Regorafenib, a multitargeted kinase inhibitor, inhibits enterovirus 71 infection by suppressing the MAPK pathway

Objectives: To investigate the in vitro and in vivo Antiviral efficacy and underlying mechanism of regorafenib against Enterovirus 71 (EV71), as no licensed direct-acting antivirals are available for severe cases.

Methods: The inhibitory effect of regorafenib against EV71 was evaluated using qRT‒PCR, Western blot, IF, and CPE assays. The stage of the viral life cycle targeted by regorafenib was determined via time-of-addition, binding and entry assays. In vivo efficacy was assessed in an EV71-infected murine model by monitoring body weight, clinical scores, and viral RNA loads in tissues. The mechanism of action was elucidated by analyzing the effect of regorafenib on the MEK/ERK phosphorylation in the host mitogen-activated protein kinase (MAPK) pathway. A potential interaction with the EV71 capsid protein VP1 was investigated using molecular docking.

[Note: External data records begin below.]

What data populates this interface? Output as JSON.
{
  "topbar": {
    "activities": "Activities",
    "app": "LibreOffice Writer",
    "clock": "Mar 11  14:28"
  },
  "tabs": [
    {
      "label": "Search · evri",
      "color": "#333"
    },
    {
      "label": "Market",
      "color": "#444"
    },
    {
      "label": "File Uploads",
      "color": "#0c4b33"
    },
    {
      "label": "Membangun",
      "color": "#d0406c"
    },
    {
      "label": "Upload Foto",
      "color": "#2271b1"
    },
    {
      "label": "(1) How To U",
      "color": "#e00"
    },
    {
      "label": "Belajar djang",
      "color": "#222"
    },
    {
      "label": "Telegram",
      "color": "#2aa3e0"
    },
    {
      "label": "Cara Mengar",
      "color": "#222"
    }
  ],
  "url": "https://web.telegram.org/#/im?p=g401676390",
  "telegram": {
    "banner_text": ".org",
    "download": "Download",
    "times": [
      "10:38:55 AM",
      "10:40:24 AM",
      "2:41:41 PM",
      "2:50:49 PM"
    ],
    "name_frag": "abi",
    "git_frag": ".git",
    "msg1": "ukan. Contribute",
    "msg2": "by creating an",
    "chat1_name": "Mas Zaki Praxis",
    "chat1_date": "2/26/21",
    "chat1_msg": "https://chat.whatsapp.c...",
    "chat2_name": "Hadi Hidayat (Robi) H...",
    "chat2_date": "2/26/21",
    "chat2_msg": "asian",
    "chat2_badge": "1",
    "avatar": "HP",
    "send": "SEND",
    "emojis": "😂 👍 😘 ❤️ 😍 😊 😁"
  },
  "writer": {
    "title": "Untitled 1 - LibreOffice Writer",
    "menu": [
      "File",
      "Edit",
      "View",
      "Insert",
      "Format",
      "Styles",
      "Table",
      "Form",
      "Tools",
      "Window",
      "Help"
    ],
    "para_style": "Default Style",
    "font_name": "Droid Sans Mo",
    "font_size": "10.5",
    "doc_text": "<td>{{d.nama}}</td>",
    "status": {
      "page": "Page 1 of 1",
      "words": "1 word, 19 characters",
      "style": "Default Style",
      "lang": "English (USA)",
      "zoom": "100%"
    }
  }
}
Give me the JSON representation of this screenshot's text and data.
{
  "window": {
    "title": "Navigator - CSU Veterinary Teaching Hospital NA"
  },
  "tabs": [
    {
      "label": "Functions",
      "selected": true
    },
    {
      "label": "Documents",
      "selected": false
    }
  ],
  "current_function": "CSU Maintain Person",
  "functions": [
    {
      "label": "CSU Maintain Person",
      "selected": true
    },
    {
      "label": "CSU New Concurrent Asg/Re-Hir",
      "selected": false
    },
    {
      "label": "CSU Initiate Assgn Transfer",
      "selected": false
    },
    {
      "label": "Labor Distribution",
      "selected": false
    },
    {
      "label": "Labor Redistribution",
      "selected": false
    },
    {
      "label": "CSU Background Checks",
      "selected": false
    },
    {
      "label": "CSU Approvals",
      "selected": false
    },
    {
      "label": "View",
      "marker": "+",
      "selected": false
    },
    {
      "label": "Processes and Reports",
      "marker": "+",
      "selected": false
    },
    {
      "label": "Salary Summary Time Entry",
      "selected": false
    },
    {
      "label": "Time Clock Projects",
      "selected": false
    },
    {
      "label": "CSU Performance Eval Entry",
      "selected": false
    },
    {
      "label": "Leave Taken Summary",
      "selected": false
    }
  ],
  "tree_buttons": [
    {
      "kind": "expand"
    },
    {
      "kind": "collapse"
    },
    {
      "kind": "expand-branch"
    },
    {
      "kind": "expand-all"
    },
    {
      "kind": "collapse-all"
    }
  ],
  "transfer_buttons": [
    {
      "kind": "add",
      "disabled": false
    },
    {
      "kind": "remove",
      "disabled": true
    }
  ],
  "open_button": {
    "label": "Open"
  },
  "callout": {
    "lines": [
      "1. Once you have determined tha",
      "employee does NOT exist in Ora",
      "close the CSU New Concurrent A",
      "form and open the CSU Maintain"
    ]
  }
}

Results: Regorafenib demonstrated potent, dose-dependent Antiviral activity against EV71 in vitro and exhibited broad-spectrum efficacy against multiple human enteroviruses. In an EV71-infected murine model, oral administration of regorafenib at doses of 1.25 or 2.5 mg/kg/day significantly alleviated infection-associated symptoms and reduced viral loads in key organs. Mechanistic investigations revealed that regorafenib suppressed viral replication by inhibiting the phosphorylation of MEK and ERK in the MAPK pathway. Molecular docking studies further predicted that regorafenib binds to the viral capsid protein VP1, providing a potential structural basis for its Antiviral effect.

Conclusions: Our findings establish that regorafenib exhibits inhibitory activity against EV71 in vitro and in vivo, which warrants further preclinical evaluation as a candidate lead compound.

Capsid inhibitor; EV71; HFMD; MAPK pathway; Regorafenib.